I had similar feelings very soon after surgery. It's hard to explain, but simply a sense of something being missing, on an emotional level, not just the very real physical aspect of a major organ being gone. Having this surgery can also have some benefits aside from the getting-rid-of-cancer-thing. Just prior to surgery I collected all my doubts, fears, bad habits and general negativity and I metaphorically swallowed them. The idea was they would be in my stomach when it got cut out, ergo, all that bad stuff would go with it. It seemed to work for a while, but somehow some of it has crept back into my psyche. Maybe it all got stuck in the esophagus or was fully reabsorbed before the stomach got cut out. I dunno.

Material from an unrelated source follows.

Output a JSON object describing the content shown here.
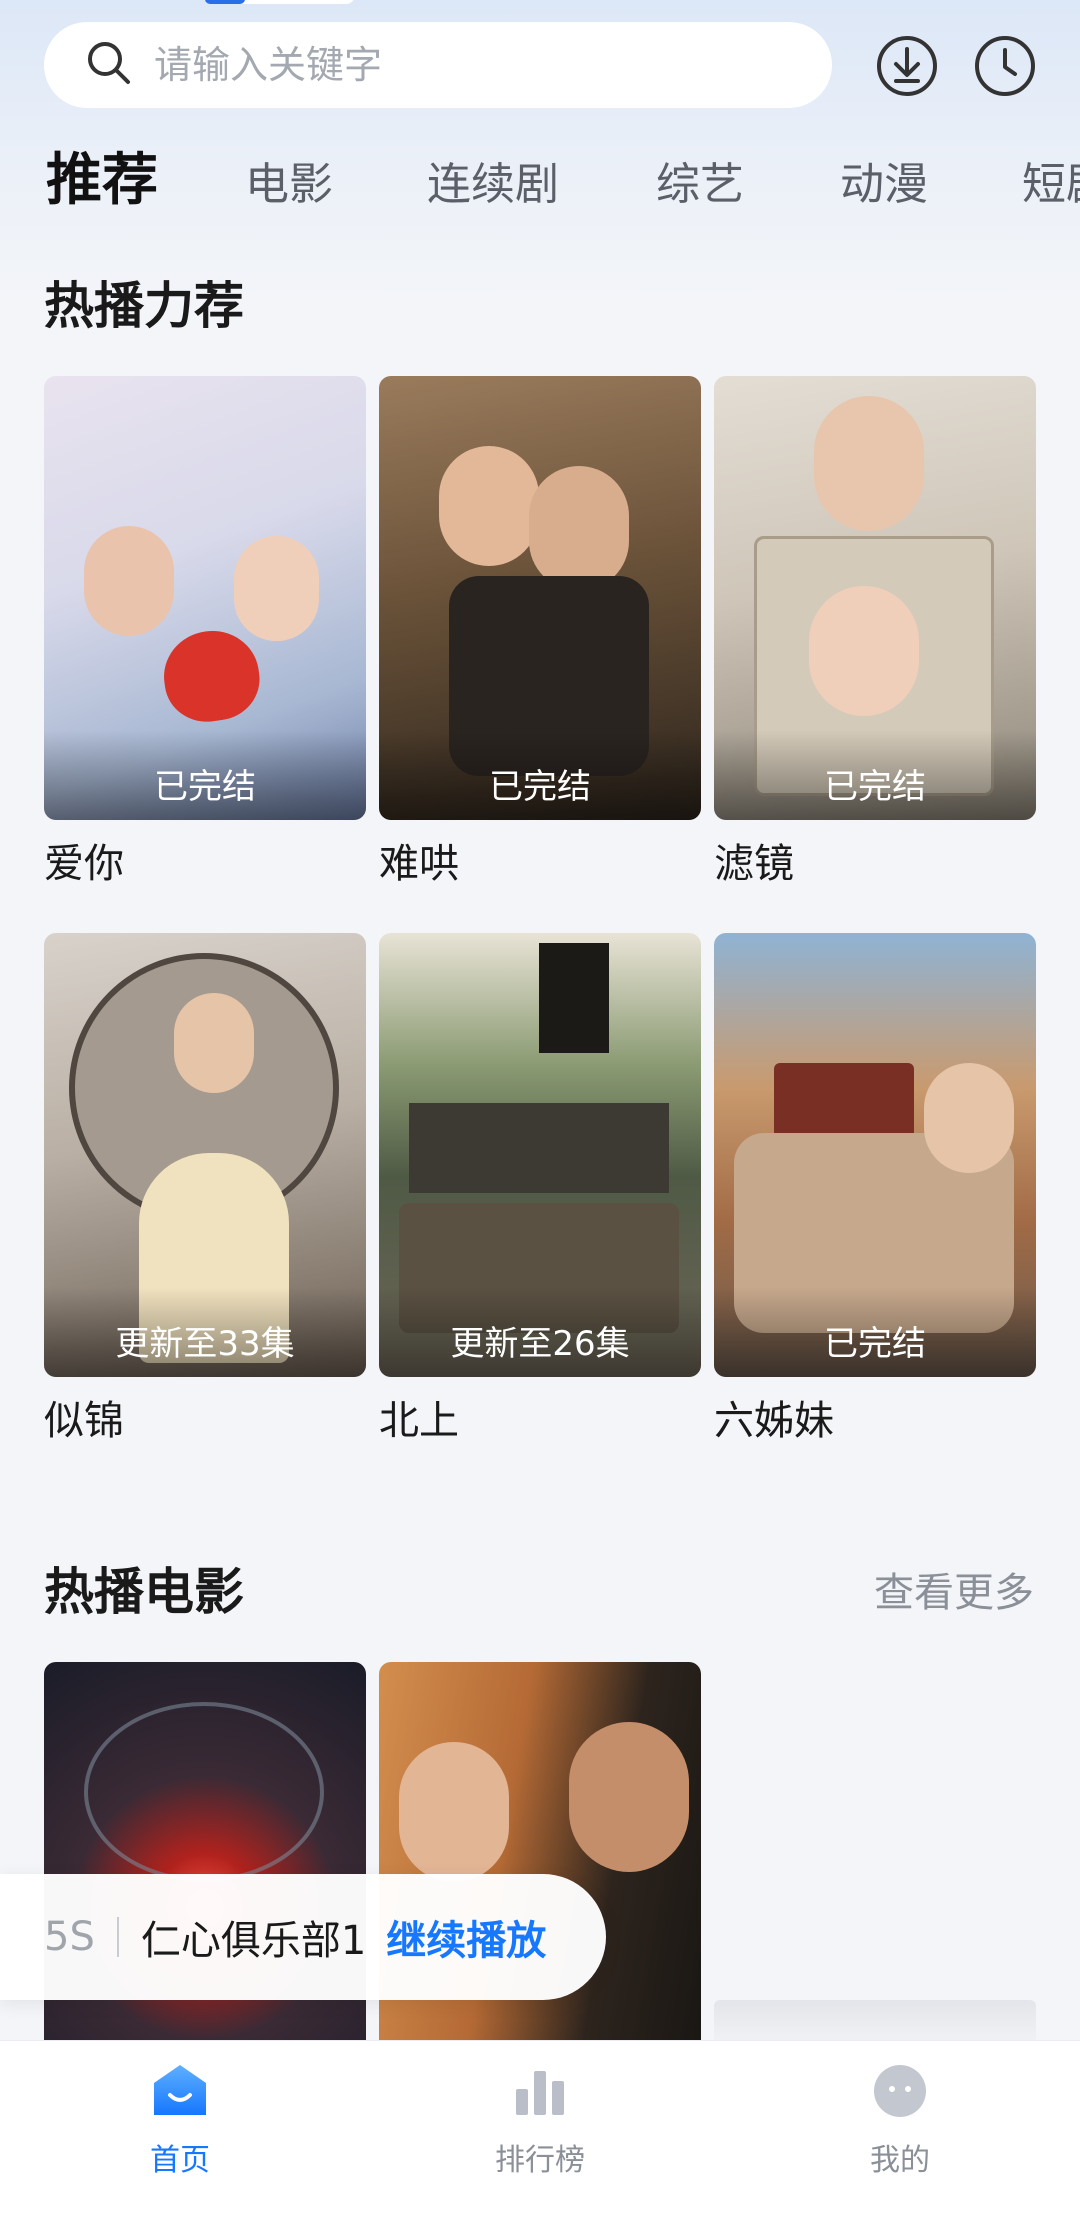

I had read that having a gastrectomy can effect mood, and not just in the obvious way that adapting to life without a stomach can trigger a bit of, say, melancholy. It seems this enteric nervous system can play a role in emotions. It is, after all, a very real part of the nervous system. And it's the science behind such notions as a "gut instinct," and "butterflies in the stomach."

(some sauce for those interested):

http://www.nytimes.com/2005/08/23/health/23gut.html?pagewanted=all

http://www.scholarpedia.org/article/Enteric_nervous_system

http://www.psyking.net/id36.htm

In any case, I think this all speaks to the whole mind-body connection. Alternative approaches to health speak of the subtle bodies. The theory is that there are very real "bodies" connected to our physical one and that imbalances in those bodies can manifest themselves in our physical health. It's said that is how certain inexplicable healing can happen and explains how sheer will seems to make a person stronger, healthier and sometimes able to defy all scientifically medical odds. To me the enteric nervous system represents a real physical aspect of some of this stuff.

Science tells us that stress can adversely affect the body. The evidence shows that a heightened mental state will raise the blood sugar, trigger hormones that will alter metabolic functions. But it fails to tell us why; and is only beginning to figure out that a person simply using the mind can lower stress levels, thereby decreasing any associated risks.

If one can lower their own blood pressure simply by focusing on breathing and calming the mind and then the body, is it really that much of a stretch to believe that the same person can't lower their risk for getting a cold by a conscious effort to direct their immune system to attack and neutralize an invading viral infection?

Don't get me wrong, I don't think, by any stretch of the imagination, that a person can meditate away a stage IV cancer or stop the hemorrhaging of a severed artery by visualizing it magically regenerating. I just think that focused will plays a very large role in our overall health and the power of the mind should never be discounted when it comes to the healing of the body.

If the gut brain is associated with the entirety of the gastrointestinal tract, I would think that the stomach would be like it's cerebral cortex. So it's no wonder that without a stomach and the nerves that accompany it, one's second brain can be sent into a tailspin. Unlike the brain in our head though, the body can function without a stomach. It's just a matter of reconnecting the disjoined parts. The physical parts were rejoined as part of surgery, but the mental and emotional aspects seem to take much longer to heal. This is ongoing and just part of the process.